Ensuite, le manque de transparence sur les critères d’admission crée un manque de confiance : quand on ne comprend pas ces critères et qu’à l’ouverture du processus d’admission, on se retrouve « en attente » alors qu’on avait de bons, voire de très bons résultats au lycée, on perd confiance dans l’enseignement supérieur. Cela explique que des familles peuvent être séduites par le discours du supérieur privé qui leur dit, en résumé : « Venez chez nous pour avoir la filière de votre choix. »
Pierre Ouzoulias, vous avez déposé une proposition de loi sur le financement du privé. Pourquoi est-ce le moment d’agir, selon vous ?
Pierre Ouzoulias, Sénateur PCF des Hauts-de-Seine
Le grand pédagogue Ferdinand Buisson disait que « l’école publique, c’est l’école qui doit fabriquer des républicains ». Qu’est-ce que ça veut dire ? Ça veut dire donner des connaissances, mais aussi permettre d’exercer un esprit critique sur la politique, le social… la religion. Samuel Paty a payé de sa vie cette mission essentielle. Or, ce n’est pas le projet des écoles confessionnelles.
Pour Stanislas à Paris, Maïmonide à Boulogne ou Avicenne à Lille, la base c’est un enseignement dogmatique, où la pensée critique n’a pas sa place. Aujourd’hui, les parents n’ont plus le choix entre ces deux types d’enseignement, puisqu’ils utilisent le privé comme un élément de contournement de la carte scolaire.
Entre 2000 et aujourd’hui, le nombre d’élèves issus de familles très favorisées est passé de 26 % à 40 % dans le privé. L’école privée est devenue l’école de l’entre-soi. Il faut dénoncer ce séparatisme social, car il est antirépublicain. Mais l’école privée est aussi devenue un instrument au service de la révolution néo-conservatrice. Le groupe Bolloré s’installe aujourd’hui dans l’enseignement privé. Ce qui se joue, c’est la place de l’éducation dans le projet de la République et dans celui de la gauche.
Comment peut-on agir ?
Caroline Chevé : Voilà un an, un tel débat aurait été moins évident. Une fenêtre s’est ouverte, sans doute avec la publication des indices de position sociale (IPS) comparés des établissements, et plus encore avec la nomination d’Amélie Oudéa-Castéra…
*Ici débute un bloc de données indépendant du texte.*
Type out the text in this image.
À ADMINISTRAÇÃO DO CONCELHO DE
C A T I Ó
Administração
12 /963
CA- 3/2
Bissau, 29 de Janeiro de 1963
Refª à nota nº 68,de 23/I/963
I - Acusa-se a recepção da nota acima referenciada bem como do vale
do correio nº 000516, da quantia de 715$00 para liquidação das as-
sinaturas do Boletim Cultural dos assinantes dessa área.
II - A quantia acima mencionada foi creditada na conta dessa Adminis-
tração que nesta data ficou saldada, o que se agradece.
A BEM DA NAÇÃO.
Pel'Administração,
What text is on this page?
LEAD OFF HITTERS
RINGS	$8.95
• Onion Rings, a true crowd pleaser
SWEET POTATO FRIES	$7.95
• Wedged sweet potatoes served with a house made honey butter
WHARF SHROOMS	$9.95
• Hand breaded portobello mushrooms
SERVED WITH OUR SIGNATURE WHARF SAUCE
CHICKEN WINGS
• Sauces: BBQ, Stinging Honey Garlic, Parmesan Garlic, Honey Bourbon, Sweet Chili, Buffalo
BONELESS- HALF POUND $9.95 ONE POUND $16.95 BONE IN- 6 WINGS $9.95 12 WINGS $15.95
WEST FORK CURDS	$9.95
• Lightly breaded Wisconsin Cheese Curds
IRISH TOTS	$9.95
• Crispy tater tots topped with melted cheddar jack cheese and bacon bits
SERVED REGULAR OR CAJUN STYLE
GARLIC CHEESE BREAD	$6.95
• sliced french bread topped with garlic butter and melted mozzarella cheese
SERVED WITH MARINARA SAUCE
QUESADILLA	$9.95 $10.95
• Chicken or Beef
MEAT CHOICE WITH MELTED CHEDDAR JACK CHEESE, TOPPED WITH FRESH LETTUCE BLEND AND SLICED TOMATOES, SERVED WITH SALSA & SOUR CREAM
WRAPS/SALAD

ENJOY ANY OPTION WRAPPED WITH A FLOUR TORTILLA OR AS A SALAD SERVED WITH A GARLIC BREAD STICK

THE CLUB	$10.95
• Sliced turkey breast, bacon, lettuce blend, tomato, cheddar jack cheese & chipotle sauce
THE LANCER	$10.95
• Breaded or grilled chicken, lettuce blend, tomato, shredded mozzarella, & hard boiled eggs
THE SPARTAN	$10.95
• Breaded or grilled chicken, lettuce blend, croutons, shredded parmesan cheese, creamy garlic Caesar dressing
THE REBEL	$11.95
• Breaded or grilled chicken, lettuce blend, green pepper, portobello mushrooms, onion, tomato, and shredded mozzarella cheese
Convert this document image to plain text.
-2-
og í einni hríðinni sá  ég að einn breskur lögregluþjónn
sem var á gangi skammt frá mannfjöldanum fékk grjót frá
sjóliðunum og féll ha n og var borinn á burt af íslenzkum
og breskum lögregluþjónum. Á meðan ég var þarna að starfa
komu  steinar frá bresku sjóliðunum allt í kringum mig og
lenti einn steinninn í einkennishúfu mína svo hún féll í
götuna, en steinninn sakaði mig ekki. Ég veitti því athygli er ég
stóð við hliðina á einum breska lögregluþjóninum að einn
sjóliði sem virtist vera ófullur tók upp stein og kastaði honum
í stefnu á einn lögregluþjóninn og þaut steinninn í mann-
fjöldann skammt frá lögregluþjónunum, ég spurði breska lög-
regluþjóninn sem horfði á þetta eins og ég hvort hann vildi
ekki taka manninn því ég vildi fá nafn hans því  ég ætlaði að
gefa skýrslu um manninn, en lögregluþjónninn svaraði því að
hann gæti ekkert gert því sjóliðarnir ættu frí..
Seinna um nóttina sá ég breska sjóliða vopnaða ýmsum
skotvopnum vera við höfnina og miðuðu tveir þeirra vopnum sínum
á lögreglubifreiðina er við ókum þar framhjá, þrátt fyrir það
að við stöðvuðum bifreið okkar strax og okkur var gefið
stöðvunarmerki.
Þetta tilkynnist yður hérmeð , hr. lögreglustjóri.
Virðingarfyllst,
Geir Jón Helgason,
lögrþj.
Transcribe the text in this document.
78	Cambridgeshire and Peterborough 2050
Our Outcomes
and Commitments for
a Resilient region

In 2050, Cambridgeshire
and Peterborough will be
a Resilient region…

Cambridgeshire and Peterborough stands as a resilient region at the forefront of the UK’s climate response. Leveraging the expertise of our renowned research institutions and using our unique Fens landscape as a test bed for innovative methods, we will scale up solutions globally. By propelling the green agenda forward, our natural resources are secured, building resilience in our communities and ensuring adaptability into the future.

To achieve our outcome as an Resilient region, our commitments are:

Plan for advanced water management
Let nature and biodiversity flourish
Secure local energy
La volonté de réaffirmer la primauté de l’école publique était aussi au cœur de la grève majoritaire des enseignants, en janvier 2004. Une dynamique s’est créée, qui montre qu’on peut à nouveau s’unir autour de ce sujet, avec comme premier objectif d’exercer réellement sur le privé le contrôle que la loi permet et, ensuite, de réserver les financements publics à l’école publique, qui en a désespérément besoin.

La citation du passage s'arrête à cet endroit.